Mark Nordenberg — the chair of the reapportionment commission, who voted in favor of the resolution with the two Democratic members — said the decision was a difficult one, as the panel had trouble getting data from the Department of Corrections, and there were concerns about its quality.
“Neither the process nor the product that it produced is ideal,” he said.
But once being assured by the panel’s chief counsel that the members had the legal right to act, and after reviewing relevant laws and court rulings, Nordenberg said he did not think the commission should wait another 10 years to make the change.
“When a system holds and counts a person in one place but forces him or her on to vote in another, it does create a basic issue of fairness,” Nordenberg said, referencing a state law that allows people in state prisons serving time for a misdemeanor to vote in their home communities.
The practice, he continued, means votes in areas with state prisons “carry more weight than the votes cast in districts that do not include such institutions.”
The resolution does not affect the state’s congressional map, which will be drawn by the Republican-controlled legislature and approved by Democratic Gov. Tom Wolf. It also does not impact federal or county prisons.
Republicans on the panel expressed concerns about fairness and unequal treatment before voting against the measure.

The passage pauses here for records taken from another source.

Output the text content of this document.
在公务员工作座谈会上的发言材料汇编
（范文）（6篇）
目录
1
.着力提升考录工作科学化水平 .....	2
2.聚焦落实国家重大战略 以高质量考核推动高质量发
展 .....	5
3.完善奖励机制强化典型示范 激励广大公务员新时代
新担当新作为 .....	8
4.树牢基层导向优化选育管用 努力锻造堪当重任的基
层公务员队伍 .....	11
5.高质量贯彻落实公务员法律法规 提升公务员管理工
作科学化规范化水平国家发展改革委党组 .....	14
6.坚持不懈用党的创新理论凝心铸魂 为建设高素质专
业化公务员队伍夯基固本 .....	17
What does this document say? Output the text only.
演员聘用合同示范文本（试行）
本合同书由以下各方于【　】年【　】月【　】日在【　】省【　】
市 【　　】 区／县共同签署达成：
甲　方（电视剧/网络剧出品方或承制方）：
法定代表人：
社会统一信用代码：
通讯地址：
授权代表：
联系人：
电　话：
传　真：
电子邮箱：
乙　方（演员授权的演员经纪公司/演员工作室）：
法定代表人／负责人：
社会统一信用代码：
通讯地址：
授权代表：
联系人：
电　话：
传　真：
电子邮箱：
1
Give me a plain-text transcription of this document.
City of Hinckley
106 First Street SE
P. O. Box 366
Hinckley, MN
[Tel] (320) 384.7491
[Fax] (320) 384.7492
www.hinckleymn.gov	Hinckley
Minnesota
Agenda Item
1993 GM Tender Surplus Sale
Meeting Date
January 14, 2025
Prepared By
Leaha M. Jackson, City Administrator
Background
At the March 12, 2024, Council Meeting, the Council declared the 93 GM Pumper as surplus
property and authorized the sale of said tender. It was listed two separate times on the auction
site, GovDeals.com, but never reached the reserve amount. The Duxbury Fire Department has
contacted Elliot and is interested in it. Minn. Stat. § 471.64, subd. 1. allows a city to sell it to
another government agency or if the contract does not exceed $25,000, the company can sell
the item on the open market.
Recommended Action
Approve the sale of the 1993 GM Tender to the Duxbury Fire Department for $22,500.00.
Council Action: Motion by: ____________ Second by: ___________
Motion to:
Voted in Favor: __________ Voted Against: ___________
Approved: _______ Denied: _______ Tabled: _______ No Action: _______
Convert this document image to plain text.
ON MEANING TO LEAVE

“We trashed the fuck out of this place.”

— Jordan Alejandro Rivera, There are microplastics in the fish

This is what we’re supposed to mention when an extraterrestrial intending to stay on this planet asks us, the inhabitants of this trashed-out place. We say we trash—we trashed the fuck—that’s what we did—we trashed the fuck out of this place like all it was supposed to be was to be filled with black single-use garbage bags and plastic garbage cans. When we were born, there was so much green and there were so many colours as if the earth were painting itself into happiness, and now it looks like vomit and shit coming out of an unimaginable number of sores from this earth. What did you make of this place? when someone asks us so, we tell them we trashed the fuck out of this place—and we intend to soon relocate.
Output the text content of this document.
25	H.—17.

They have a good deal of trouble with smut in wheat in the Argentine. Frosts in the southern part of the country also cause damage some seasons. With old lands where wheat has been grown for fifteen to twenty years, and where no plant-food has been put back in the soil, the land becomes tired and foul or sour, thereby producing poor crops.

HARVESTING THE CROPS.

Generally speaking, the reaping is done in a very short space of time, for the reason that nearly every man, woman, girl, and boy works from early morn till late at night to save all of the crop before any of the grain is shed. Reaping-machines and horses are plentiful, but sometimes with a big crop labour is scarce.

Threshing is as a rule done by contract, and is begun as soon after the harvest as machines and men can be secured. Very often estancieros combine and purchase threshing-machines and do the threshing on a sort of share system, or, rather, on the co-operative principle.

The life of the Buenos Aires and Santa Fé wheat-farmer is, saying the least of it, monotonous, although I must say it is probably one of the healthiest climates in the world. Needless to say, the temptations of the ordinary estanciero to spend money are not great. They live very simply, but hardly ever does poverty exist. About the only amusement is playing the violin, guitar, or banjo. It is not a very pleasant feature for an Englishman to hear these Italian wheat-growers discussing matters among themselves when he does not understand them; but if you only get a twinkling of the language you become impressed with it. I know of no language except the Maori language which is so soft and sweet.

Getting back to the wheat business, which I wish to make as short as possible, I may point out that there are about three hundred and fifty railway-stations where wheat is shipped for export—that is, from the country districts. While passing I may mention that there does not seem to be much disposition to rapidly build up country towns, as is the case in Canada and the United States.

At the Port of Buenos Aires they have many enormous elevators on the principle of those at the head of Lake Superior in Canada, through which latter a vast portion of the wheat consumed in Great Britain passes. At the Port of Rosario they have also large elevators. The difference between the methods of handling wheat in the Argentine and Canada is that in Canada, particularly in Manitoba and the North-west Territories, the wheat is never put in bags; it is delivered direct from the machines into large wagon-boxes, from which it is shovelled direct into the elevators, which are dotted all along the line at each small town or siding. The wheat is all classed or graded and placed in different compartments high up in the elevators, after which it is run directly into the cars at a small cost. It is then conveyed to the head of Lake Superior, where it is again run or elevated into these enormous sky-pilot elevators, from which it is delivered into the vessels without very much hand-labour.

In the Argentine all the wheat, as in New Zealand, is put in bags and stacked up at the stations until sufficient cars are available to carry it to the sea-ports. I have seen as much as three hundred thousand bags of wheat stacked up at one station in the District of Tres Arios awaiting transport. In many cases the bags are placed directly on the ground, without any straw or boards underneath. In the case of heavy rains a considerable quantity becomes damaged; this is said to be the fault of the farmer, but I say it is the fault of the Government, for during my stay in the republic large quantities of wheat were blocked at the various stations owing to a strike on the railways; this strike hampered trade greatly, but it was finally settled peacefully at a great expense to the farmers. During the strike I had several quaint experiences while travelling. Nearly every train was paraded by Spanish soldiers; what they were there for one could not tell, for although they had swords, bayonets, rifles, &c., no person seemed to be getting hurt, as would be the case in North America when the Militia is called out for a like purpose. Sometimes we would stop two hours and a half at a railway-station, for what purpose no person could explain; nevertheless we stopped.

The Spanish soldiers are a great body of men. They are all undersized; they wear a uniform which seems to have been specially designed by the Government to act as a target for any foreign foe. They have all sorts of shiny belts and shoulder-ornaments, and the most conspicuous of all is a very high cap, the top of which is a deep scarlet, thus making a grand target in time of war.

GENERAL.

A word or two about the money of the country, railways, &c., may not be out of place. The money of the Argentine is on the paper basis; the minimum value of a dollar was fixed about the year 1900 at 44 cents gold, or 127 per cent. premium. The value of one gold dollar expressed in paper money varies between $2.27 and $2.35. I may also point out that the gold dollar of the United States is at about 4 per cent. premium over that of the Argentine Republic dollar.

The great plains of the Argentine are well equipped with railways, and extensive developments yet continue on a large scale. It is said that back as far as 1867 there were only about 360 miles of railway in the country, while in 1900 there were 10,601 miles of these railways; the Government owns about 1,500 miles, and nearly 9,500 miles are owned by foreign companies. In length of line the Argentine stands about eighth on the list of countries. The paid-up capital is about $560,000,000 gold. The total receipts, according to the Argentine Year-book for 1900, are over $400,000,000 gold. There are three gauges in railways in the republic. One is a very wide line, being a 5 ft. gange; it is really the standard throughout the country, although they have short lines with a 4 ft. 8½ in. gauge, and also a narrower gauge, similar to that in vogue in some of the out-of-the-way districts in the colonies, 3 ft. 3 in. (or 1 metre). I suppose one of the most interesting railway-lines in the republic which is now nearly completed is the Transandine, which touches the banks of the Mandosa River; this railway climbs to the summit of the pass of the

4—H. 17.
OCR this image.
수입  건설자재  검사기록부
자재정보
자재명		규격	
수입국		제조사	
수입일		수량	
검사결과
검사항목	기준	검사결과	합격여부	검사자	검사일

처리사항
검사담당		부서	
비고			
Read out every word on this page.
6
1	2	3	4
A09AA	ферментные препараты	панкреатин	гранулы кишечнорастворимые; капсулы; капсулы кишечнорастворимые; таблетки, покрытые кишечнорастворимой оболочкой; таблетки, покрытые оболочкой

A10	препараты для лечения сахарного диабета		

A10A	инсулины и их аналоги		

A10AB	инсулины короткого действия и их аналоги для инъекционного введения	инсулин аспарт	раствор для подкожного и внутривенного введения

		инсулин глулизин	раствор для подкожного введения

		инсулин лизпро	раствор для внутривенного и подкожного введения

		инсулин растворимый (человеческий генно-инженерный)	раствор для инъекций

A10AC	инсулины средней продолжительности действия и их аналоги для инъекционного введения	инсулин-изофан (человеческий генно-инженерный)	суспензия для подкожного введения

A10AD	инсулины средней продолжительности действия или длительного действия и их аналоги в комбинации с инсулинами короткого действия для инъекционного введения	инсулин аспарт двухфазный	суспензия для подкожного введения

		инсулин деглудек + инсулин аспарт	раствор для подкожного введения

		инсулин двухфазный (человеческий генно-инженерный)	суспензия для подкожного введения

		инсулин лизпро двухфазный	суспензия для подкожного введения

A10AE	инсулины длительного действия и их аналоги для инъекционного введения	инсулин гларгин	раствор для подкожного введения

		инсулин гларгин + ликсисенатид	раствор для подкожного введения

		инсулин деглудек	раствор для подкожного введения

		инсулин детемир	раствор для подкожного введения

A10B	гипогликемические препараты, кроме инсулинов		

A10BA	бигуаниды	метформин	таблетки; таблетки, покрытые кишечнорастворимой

Senate Majority Leader Kim Ward (R., Westmoreland) said it seemed wrong to her that college students would be counted where they learn while incarcerated people would be counted in their home communities.
“I know [prisoners are not there] by their choice, but they really are because they committed a crime, and they’ve been convicted of a crime,” she said. “They lost their right to choose where they live.”
House Majority Leader Kerry Benninghoff (R., Centre) said he was concerned about the legality of the resolution and believed the decision should be made by the entire legislature, not just by the reapportionment panel.
“It is clear that this is a fundamental policy change, and significant policy change requires, at minimum, the enactment through the deliberative legislative process,” he said.
The panel’s chief counsel, former Commonwealth Court Judge Robert Byer, said his analysis showed no constitutional or legal issues.
“Certainly a case has been made that the current practice does result in unfairness both to prisoners and residents of districts without state correctional institutions, and that unfairness would justify action by this commission if it chooses to take it,” Byer said.